On Wednesday, the former Fine Gael leader said he did not “set out to be divisive or offend anyone and [I] apologise for that”.
On Matt Cooper’s Path to Power podcast, Mr Varadkar said that the agricultural sector often “brings costs on Ireland,” and that farmers “still see themselves as the people who bring money and jobs into Ireland, where actually a lot of the time they bring costs on Ireland.”
Mr Varadkar added that what is “in the interests of farmers in the agriculture industry is by and large not in the interests of Ireland as a nation.”

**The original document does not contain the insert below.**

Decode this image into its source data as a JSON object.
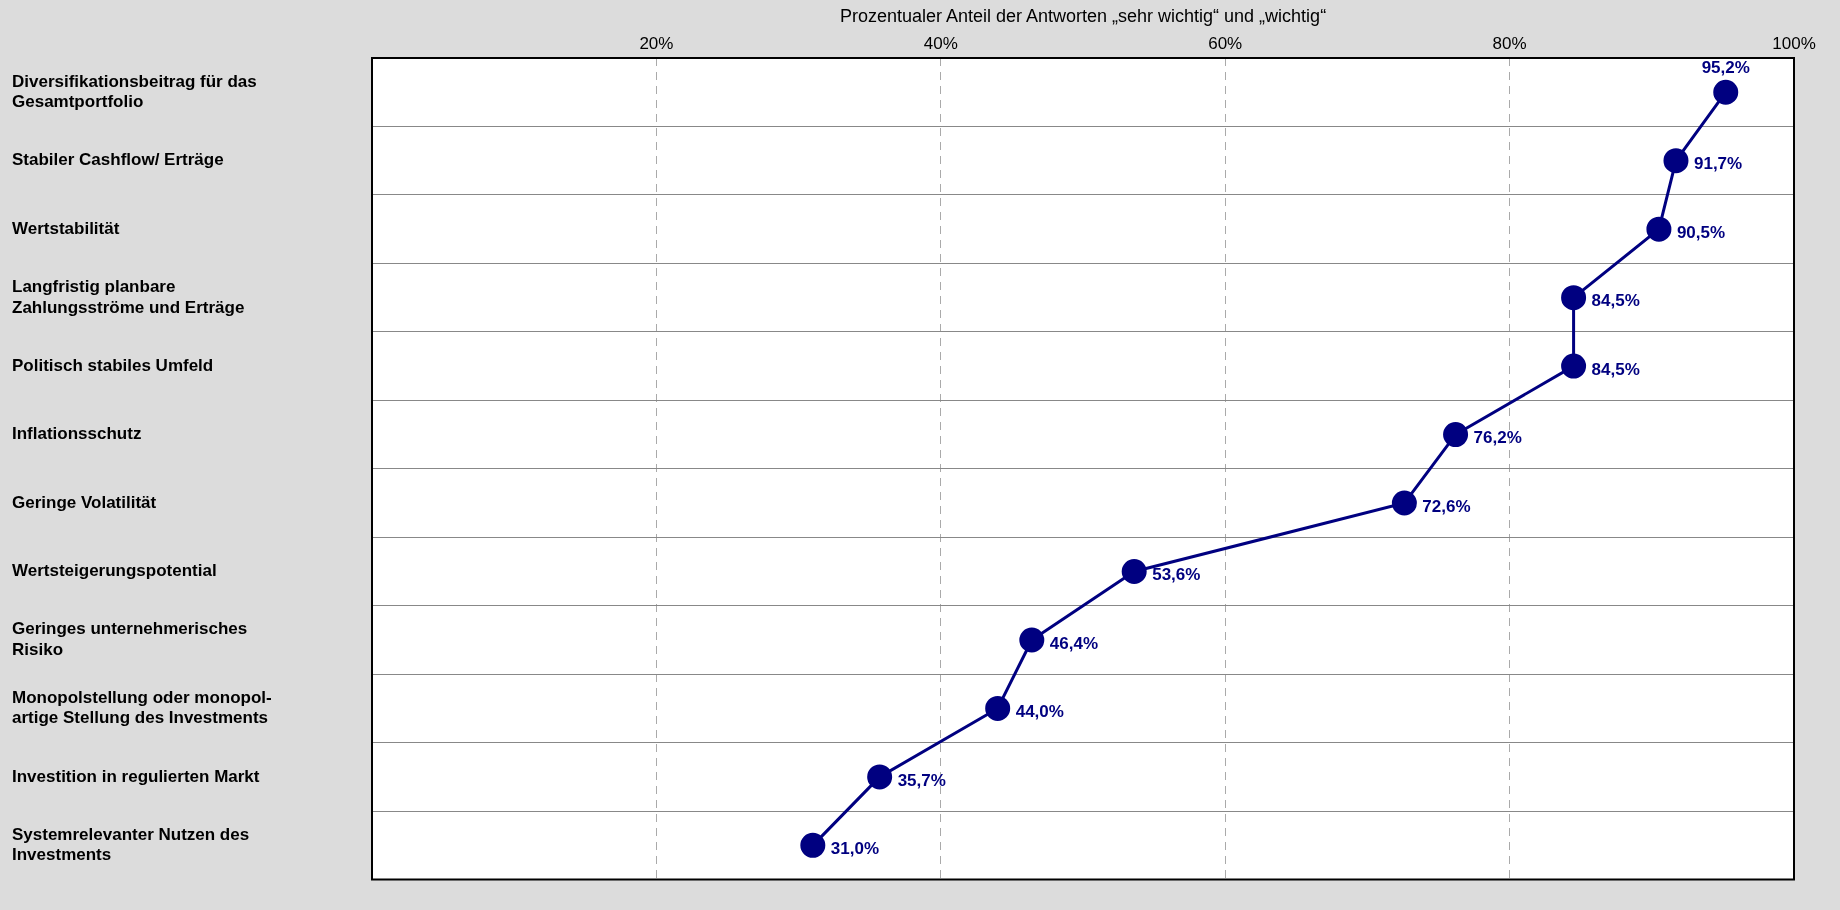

Mr Varadkar further said that urban Ireland needed to be “blunt” with rural residents, adding that: “We’re the ones paying all the bills and you’re the ones in receipt of a lot of subsidies and a lot of tax benefits that other people don’t get.”
Speaking to the Irish Times on Wednesday, Mr Varadkar said: “[I] went too far and over-stated my case on certain other points”.

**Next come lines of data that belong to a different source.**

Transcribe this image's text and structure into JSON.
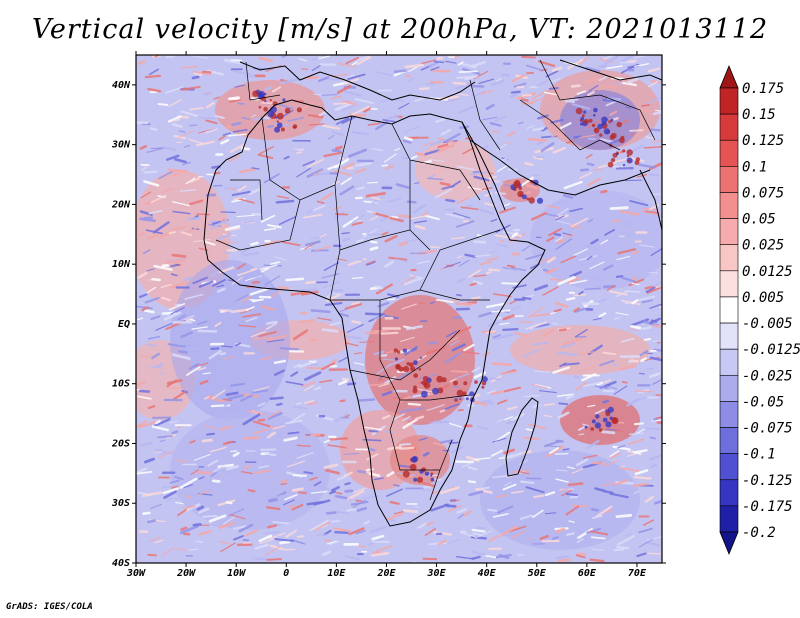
{
  "title": "Vertical velocity [m/s] at 200hPa, VT: 2021013112",
  "credit": "GrADS: IGES/COLA",
  "map": {
    "lat_labels": [
      "40N",
      "30N",
      "20N",
      "10N",
      "EQ",
      "10S",
      "20S",
      "30S",
      "40S"
    ],
    "lon_labels": [
      "30W",
      "20W",
      "10W",
      "0",
      "10E",
      "20E",
      "30E",
      "40E",
      "50E",
      "60E",
      "70E"
    ],
    "lat_range": [
      -40,
      45
    ],
    "lon_range": [
      -30,
      75
    ]
  },
  "colorbar": {
    "levels": [
      "0.175",
      "0.15",
      "0.125",
      "0.1",
      "0.075",
      "0.05",
      "0.025",
      "0.0125",
      "0.005",
      "-0.005",
      "-0.0125",
      "-0.025",
      "-0.05",
      "-0.075",
      "-0.1",
      "-0.125",
      "-0.175",
      "-0.2"
    ],
    "colors": [
      "#a01515",
      "#c02424",
      "#d63a3a",
      "#e45454",
      "#ec7272",
      "#f29090",
      "#f6acac",
      "#f9c6c6",
      "#fce0e0",
      "#ffffff",
      "#e2e2fb",
      "#c8c8f5",
      "#ababee",
      "#8d8de6",
      "#6e6edd",
      "#5050d2",
      "#3535c2",
      "#2020a6",
      "#14148a"
    ]
  }
}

However, he added that he stood over some of the points made in the interview, arguing that the vast majority of tax is paid in Ireland, with 80 per cent of food imported to Ireland.
Independent Ireland leader Michael Collins said on Tuesday that the former Taoiseach “owed the people of rural Ireland an apology.”
“Leo Varadkar didn’t say that when he was shaking hands at the ploughing championships asking people to support Fine Gael,” said Collins.
Mr Collins said the comments proved a mindset that exists “at the top” that “rural Ireland is a terrine place.”
“I would never want to divide rural Ireland or urban Ireland, because I know the people of this city, in Dublin, are in the same crisis we find ourselves in in rural Ireland,” he added, describing the comments as “appalling.”
Deputy Collins called on current Fine Gael leader Simon Harris to encourage Mr Varadkar to apologise for the comments.
Earlier this week, Independent TD Carol Nolan said she wanted to urge Fine Gael to reject Mr Varadkar’s remarks about farmers, describing them as a “slur.”
“To have a former Taoiseach, blithely offering sweeping and denigrating remarks about rural Ireland, should not surprise anyone who has been paying close attention to his party’s policies, policies that, with the aid of Fianna Fáil and the Greens, have placed a stranglehold around rural Ireland for the last 14 years,” said Deputy Carol Nolan on Monday.
“That being said, for Mr Varadkar to let the mask drop in such casual and callous fashion is utterly remarkable. All that spin from Fine Gael about its commitment to rural Ireland now looks completely hollow.”